Dans son mot d’accueil, Mme Hélène Le Gal, l’Ambassadrice de France à Rabat a évoqué les potentialités et les perspectives du continent africain, notamment sa jeunesse, une force de travail et d’innovation, qui atteindra le milliard de jeunes à l’horizon 2050.

« L’Afrique est un continent plein de promesses… la France et le Maroc en partenariat avec les grandes écoles comme l’ESSEC, sont pleinement engagés pour accompagner l’émergence des jeunes talents et les acteurs de demain », a expliqué Mme Le Gal.

+ Le « pari marocain » +

Installée au Maroc depuis 2017, l’ESSEC Business School a fait “le pari du Maroc pour son développement international”, affirme-t-on. Ecole de commerce de premier rang au niveau mondial, historiquement ancrée en région parisienne, l’ESSEC a adopté une feuille de route ambitieuse pour son développement en Afrique qui sera déployée à partir de son campus de Rabat.
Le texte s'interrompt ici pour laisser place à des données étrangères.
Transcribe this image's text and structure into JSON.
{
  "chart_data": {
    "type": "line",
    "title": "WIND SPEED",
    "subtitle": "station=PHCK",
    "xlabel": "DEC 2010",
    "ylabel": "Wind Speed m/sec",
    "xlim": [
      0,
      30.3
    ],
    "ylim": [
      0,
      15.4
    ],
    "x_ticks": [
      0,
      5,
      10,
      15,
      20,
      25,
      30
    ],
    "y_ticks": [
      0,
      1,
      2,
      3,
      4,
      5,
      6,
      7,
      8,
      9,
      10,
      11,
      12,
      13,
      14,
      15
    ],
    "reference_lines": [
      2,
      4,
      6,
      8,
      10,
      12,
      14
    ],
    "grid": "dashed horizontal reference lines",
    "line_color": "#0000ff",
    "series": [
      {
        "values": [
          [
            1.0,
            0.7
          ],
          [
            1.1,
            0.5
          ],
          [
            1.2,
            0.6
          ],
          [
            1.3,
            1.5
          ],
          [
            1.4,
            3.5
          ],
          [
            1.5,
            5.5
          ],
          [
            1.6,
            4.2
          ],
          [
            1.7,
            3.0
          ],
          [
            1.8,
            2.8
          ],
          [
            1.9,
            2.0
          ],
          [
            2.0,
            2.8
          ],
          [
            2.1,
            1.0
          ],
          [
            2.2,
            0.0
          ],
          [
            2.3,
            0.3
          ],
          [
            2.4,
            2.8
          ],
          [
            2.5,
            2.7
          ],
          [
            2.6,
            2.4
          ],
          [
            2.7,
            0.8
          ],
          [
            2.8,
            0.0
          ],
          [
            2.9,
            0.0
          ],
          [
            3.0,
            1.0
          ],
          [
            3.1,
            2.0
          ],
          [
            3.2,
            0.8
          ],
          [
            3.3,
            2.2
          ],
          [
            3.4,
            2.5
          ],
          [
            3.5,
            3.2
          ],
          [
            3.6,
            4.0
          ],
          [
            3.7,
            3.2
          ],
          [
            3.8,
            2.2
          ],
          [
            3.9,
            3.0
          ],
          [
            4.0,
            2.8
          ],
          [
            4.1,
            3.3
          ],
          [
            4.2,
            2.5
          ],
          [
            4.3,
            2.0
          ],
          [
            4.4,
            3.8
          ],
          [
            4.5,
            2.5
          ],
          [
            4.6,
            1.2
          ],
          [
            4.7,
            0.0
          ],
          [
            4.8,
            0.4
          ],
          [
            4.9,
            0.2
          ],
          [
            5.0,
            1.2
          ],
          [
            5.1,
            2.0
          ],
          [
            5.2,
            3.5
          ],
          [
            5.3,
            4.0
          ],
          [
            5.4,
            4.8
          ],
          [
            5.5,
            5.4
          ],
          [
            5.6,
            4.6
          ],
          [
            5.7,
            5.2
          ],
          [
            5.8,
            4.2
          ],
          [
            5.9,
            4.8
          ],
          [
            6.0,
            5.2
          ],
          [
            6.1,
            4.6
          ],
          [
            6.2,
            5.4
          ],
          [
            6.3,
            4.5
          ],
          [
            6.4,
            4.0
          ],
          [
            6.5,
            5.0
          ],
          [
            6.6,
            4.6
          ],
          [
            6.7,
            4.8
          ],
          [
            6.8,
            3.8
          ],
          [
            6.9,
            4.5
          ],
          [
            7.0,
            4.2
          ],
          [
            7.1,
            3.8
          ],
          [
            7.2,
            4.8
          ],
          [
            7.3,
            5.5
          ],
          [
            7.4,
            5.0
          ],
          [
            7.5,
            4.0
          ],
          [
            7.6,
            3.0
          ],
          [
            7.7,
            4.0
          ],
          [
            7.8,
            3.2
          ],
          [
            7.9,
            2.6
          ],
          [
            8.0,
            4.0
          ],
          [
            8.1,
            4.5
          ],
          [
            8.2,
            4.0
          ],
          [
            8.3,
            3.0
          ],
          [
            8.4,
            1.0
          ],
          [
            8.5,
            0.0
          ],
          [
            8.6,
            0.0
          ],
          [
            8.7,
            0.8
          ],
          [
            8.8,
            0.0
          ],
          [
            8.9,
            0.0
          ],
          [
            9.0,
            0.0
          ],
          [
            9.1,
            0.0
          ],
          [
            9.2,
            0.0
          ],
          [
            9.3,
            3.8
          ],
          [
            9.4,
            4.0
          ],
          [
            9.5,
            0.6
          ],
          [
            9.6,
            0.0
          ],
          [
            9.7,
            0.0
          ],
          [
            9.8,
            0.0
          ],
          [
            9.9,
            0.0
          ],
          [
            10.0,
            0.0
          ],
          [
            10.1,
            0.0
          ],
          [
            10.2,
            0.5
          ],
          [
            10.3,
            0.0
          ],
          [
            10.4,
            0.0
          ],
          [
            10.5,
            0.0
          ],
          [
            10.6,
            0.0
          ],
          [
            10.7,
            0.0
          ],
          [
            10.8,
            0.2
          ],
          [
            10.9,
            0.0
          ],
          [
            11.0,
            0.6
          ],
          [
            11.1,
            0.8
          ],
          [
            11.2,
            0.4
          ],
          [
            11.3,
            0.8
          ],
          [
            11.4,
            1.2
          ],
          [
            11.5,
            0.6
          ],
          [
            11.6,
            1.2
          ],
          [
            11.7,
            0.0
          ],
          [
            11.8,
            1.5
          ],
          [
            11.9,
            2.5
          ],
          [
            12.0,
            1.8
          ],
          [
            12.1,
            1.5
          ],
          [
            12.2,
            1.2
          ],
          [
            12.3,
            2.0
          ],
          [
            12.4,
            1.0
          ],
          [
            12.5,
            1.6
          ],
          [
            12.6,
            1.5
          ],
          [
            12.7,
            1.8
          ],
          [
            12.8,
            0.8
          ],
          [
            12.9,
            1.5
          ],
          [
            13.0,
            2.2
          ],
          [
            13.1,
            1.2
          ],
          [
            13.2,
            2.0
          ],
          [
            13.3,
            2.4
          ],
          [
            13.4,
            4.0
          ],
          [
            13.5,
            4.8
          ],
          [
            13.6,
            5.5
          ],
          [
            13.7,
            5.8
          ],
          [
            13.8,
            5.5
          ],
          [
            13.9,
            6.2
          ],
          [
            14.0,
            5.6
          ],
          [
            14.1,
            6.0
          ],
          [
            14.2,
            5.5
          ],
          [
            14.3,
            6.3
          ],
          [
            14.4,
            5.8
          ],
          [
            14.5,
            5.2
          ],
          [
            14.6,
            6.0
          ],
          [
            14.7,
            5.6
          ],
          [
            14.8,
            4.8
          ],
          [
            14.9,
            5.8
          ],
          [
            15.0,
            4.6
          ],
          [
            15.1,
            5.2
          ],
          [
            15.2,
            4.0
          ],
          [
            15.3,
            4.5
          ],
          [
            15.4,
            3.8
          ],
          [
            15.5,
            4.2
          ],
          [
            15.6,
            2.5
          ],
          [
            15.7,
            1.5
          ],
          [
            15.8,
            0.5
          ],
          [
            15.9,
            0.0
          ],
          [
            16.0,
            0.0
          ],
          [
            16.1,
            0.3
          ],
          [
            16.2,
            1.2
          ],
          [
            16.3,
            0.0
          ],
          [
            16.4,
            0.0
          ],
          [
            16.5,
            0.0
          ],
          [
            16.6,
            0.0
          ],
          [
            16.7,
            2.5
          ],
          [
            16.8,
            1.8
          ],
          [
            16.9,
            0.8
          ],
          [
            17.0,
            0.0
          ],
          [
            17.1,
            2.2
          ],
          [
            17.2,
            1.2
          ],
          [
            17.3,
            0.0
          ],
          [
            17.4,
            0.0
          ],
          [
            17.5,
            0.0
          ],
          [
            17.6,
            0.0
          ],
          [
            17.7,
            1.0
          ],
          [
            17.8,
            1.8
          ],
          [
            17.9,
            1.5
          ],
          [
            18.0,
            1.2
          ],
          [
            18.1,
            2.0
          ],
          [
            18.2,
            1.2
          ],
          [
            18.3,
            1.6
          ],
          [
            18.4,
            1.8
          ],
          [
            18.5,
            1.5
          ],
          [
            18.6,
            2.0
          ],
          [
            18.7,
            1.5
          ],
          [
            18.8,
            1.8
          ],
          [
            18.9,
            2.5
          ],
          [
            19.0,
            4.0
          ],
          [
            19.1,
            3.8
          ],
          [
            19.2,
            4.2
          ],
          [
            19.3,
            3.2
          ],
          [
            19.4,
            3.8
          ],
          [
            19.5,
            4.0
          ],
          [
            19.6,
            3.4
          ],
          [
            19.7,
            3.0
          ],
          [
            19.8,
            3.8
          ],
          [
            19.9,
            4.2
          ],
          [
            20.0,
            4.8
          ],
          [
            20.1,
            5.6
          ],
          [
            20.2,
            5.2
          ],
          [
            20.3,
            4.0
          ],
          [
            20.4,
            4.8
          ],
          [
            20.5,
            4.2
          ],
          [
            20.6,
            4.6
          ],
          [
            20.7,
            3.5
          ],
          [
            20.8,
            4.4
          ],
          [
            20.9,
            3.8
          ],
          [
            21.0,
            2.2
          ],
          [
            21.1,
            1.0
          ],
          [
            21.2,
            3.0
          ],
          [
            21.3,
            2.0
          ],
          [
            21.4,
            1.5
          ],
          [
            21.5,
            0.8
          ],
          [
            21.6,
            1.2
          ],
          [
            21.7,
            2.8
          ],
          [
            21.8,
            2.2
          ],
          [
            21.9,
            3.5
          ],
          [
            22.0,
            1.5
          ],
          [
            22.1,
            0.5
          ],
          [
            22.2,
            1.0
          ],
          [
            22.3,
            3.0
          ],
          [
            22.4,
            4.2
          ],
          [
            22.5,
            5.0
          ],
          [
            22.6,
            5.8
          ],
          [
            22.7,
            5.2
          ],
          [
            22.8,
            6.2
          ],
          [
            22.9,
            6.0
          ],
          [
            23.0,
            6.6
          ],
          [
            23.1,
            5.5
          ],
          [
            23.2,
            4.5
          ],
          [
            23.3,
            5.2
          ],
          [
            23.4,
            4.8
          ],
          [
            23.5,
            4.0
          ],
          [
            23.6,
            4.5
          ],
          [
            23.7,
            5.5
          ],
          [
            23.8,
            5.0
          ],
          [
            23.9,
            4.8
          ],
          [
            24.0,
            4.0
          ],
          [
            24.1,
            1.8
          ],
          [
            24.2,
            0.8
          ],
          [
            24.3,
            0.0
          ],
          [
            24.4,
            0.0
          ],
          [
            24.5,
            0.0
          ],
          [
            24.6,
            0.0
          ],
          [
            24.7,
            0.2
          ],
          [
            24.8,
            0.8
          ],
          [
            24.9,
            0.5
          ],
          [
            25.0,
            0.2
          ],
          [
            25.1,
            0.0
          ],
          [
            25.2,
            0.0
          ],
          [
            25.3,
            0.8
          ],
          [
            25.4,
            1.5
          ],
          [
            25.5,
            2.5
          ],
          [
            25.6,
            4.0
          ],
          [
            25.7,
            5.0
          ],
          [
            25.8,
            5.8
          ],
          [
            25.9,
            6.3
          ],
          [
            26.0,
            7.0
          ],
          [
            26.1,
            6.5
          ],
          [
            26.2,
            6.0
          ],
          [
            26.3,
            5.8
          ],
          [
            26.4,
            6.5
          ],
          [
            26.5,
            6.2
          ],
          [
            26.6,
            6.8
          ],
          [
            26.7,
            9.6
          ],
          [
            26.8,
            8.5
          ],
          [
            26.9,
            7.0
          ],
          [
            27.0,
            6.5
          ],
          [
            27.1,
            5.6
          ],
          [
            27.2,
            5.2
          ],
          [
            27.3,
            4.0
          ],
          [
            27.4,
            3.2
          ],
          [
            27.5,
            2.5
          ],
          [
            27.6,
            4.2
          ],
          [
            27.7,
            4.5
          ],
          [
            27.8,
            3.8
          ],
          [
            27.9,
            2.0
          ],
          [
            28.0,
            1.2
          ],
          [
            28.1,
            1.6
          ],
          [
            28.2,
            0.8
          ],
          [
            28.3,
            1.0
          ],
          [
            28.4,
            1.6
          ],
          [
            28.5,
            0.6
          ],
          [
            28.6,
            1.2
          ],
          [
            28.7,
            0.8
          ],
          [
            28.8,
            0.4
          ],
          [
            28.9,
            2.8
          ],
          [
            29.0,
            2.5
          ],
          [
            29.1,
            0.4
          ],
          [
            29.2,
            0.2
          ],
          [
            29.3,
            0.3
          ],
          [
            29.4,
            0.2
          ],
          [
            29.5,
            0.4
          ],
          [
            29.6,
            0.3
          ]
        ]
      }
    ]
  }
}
Le modérateur de la conférence M. Abdelmalek Alaoui, président de l’Institut marocain d’intelligence stratégique (IMIS) a salué, lors de son intervention, les efforts de l’ESSEC la décrivant comme étant « une école précurseur, en faisant ce pari marocain ».

Pour sa part, M. Mohamed El Kettani, président-directeur général d’Attijariwafa bank, a souligné le rôle pionnier des entreprises marocaines en Afrique, notamment en matière d’investissement qui accompagne les PME et PMI africaines.

En ce qui concerne, une stratégie d’intégration et de coopération Sud-Sud s’impose, selon lui, “le Maroc doit jouer un rôle extrêmement dynamique”, a-t-il dit.

Par ailleurs, il rappelé que le roi Mohammed VI avait lancé un appel dans l’un de ses discours au secteur privée pour s’investir en Afrique, y compris pour les trois premières banques du pays dont Attijariwafa bank.

“Voici quelques chiffres clés: 52 visites royales vers 29 pays africains qui ont abouti à la signature de plus de 1000 accords de coopération et de conventions bilatérales”, a-t-il rappelé.

En matière de migration, le Maroc a été “l’un des rares pays” qui, dès 2014, a mis en place une politique migratoire qui a permis de régulariser plusieurs dizaines de milliers de migrants subsahariens.